Hall filed a complaint on Thursday with the Arizona State Board of Pharmacy, asking CVS to publicly take action and apologize.
Despite Hall's repeated attempts to contact CVS customer service to resolve the problem and get satisfaction, she says the company ignored her entirely.
"CVS Health extends its honest apologies to Ms. Hall for her experience at our pharmacy in Fountain Hills, Arizona last spring", said Mike DeAngelis, senior director of corporate communications for CVS. The statement said he "violated company policies and does not reflect our values or our commitment to inclusion". The office called the CVS for Hall to get the prescription filled but again the pharmacist refused.
Arizona and five other states-including Arkansas, Georgia, Idaho, Mississippi, and South Dakota-have laws on the books protecting pharmacists who refuse to fill certain prescriptions based on their religious beliefs.

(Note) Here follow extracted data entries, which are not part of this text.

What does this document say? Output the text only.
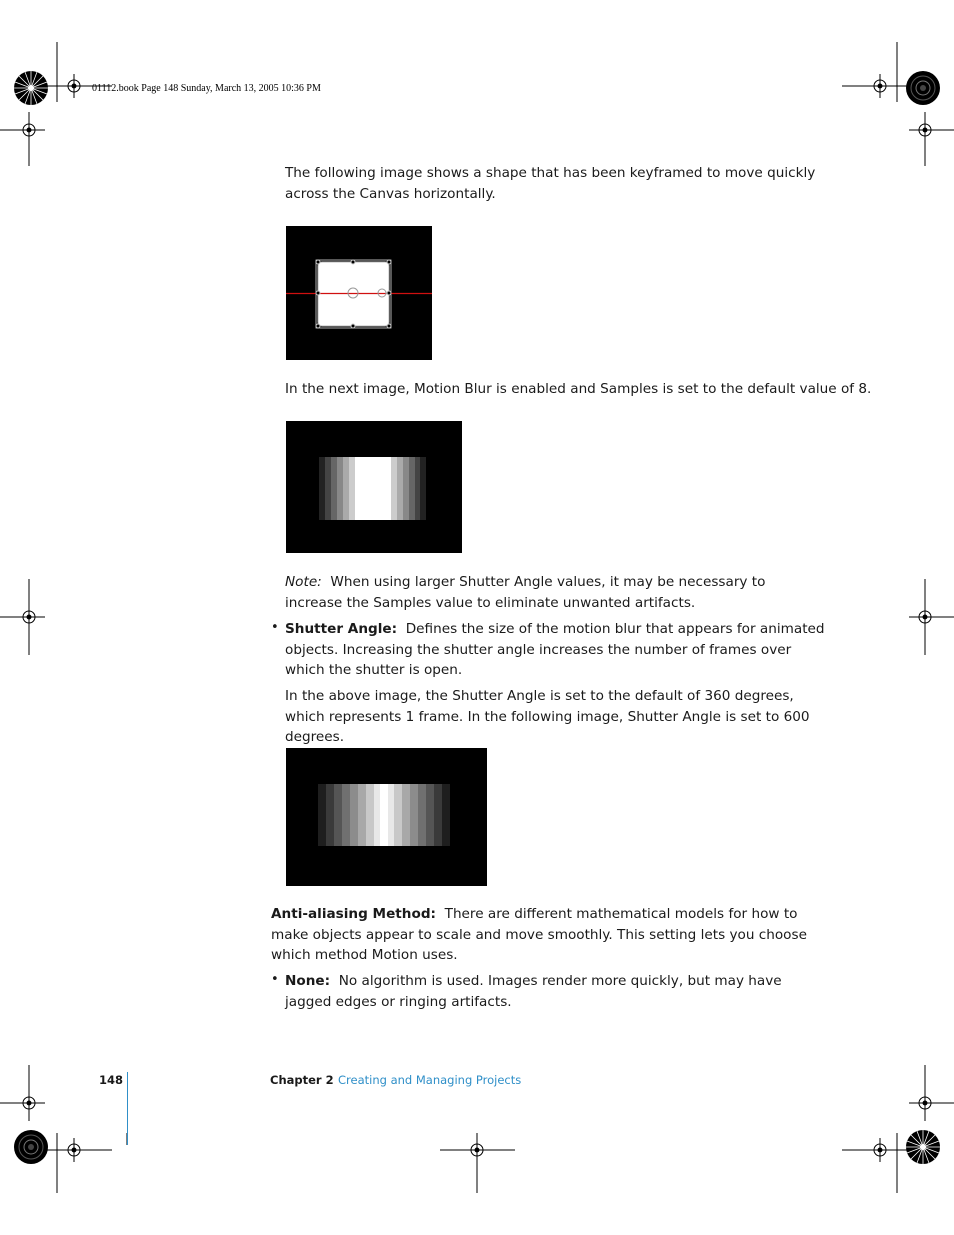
01112.book Page 148 Sunday, March 13, 2005 10:36 PM

The following image shows a shape that has been keyframed to move quickly across the Canvas horizontally.

In the next image, Motion Blur is enabled and Samples is set to the default value of 8.

Note: When using larger Shutter Angle values, it may be necessary to increase the Samples value to eliminate unwanted artifacts.

• Shutter Angle: Defines the size of the motion blur that appears for animated objects. Increasing the shutter angle increases the number of frames over which the shutter is open.

In the above image, the Shutter Angle is set to the default of 360 degrees, which represents 1 frame. In the following image, Shutter Angle is set to 600 degrees.

Anti-aliasing Method: There are different mathematical models for how to make objects appear to scale and move smoothly. This setting lets you choose which method Motion uses.

• None: No algorithm is used. Images render more quickly, but may have jagged edges or ringing artifacts.

148	Chapter 2 Creating and Managing Projects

"We also apologize for not appropriately following up on Ms. Hall's original complaint to CVS, which was due to an unintentional oversight, " the company said in its statement.
Hall gave the prescriptions to the pharmacist, but he refused to "fill one of the prescriptions needed to affirm my identity".
"I felt like the pharmacist was trying to out me as transgender in front of strangers", Hall wrote. "In such instances, the pharmacist is required to notify us in advance about such a religious conviction, so that we can ensure there are other arrangements in place to ensure the patient's medication needs are promptly satisfied", he said in an email.
It was the first time she received a prescription for the hormone therapy.
In her ACLU blog, Hill said she went to the Fountain Hills, Ariz.
According to The Arizona Republic, the employee in question is no longer employed by CVS. Hall told her doctor's office about the situation with CVS and the office staff reached out to the pharmacy. "If CVS does not take steps, like written policies and employee training, to protect its transgender customers from discrimination, we may explore litigation".
Hall's incident comes as the Trump Administration is moving to roll back protections for transgender people in healthcare. Hall chose to transfer all her prescriptions to Walgreens. "Is there a company policy that he refused to follow?" said Gibson.